Merawat Ingatan, Menjaga Martabat Korps
Prosesi yang penuh khidmat ini menghadirkan Letkol (Purn) Agus Pranoto, salah seorang veteran yang pernah menggenggam pusaka tersebut dalam operasi Trikora. Sambil memandang barong yang telah ditempa oleh usia dan medan laga, beliau berkata, “Jamasan bukan sekadar membersihkan logam, tapi merawat ingatan akan sumpah setia di laut mana pun.” Kata-kata itu menggema di hati setiap yang hadir. Tradisi jamasan pusaka yang diwariskan turun-temurun ini mengingatkan bahwa setiap lekuk senjata pusaka menyimpan cerita tentang kesetiaan, kegagahan, dan pengorbanan. Berikut adalah pusaka-pusaka yang dijamas dalam ritual tahunan ini:
- Barong — senjata tajam bermata dua simbol keberanian prajurit Korps Marinir.
- Tombak — lambang kewibawaan dan kehormatan dalam setiap operasi.
- Keris khas Korps Marinir — pusaka yang menyiratkan filosofi kesatuan dan kedisiplinan.
Melalui tradisi marinir ini, para purnawirawan seolah kembali merasakan getaran tanggung jawab ketika pertama kali memegang senjata, sebuah pengalaman yang telah membentuk karakter mereka sebagai prajurit sejati. Senjata-senjata itu bukan sekadar benda pusaka, melainkan saksi bisu dari setiap sumpah yang diikrarkan di medan bakti.
Pewarisan Nilai kepada Generasi Penerus
Di barisan terdepan hadir pula siswa Sekolah Calon Perwira Korps Marinir, yang sengaja dihadirkan untuk menyaksikan dan meresapi makna dari tradisi ini. Bagi mereka, jamasan pusaka adalah pelajaran hidup tentang bagaimana menghargai sejarah dan menjaga martabat korps. “Kami diajarkan bahwa senjata bukan sekadar alat, melainkan saksi bisu pengabdian para pendahulu,” ujar salah seorang siswa dengan mata berbinar.
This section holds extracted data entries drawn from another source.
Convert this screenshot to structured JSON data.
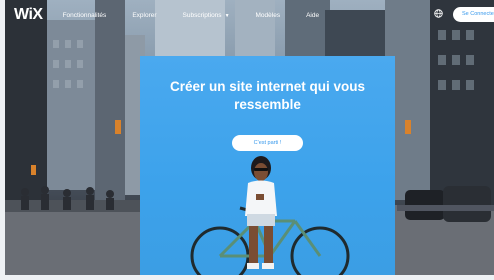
{
  "brand": {
    "logo": "WiX",
    "accent": "#3899ec",
    "hero_color": "#3ca2eb"
  },
  "nav": {
    "items": [
      {
        "label": "Fonctionnalités",
        "dropdown": false
      },
      {
        "label": "Explorer",
        "dropdown": false
      },
      {
        "label": "Subscriptions",
        "dropdown": true
      },
      {
        "label": "Modèles",
        "dropdown": false
      },
      {
        "label": "Aide",
        "dropdown": false
      }
    ],
    "login_label": "Se Connecter",
    "globe_icon": "globe-icon"
  },
  "hero": {
    "title": "Créer un site internet qui vous ressemble",
    "cta_label": "C'est parti !"
  }
}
Kehadiran para purnawirawan yang berdiri tegap di sisi mereka menjadi teladan bahwa nilai-nilai kesetiaan, dedikasi, dan kebanggaan korps tidak boleh pudar. Ritual ini menjadi jembatan yang menghubungkan masa lalu gemilang dengan masa depan yang penuh tantangan, memastikan bahwa korps marinir terus diwariskan dengan penuh rasa hormat.
Di penghujung acara, saat pusaka-pusaka kembali ditempatkan pada altar kehormatan, suasana haru menyelimuti ruangan. Para purnawirawan saling berpandangan, seolah berjanji dalam diam bahwa kenangan dan sumpah setia tidak akan pernah usang. Kepada seluruh purnawirawan yang telah mengabdikan jiwa raga bagi bangsa dan negara, kami sampaikan penghormatan setinggi-tingginya. Jasanmu abadi, martabat korps tetap terjaga. Semoga semangat pengabdian ini terus menginspirasi generasi penerus untuk menjaga kehormatan Korps Marinir Indonesia.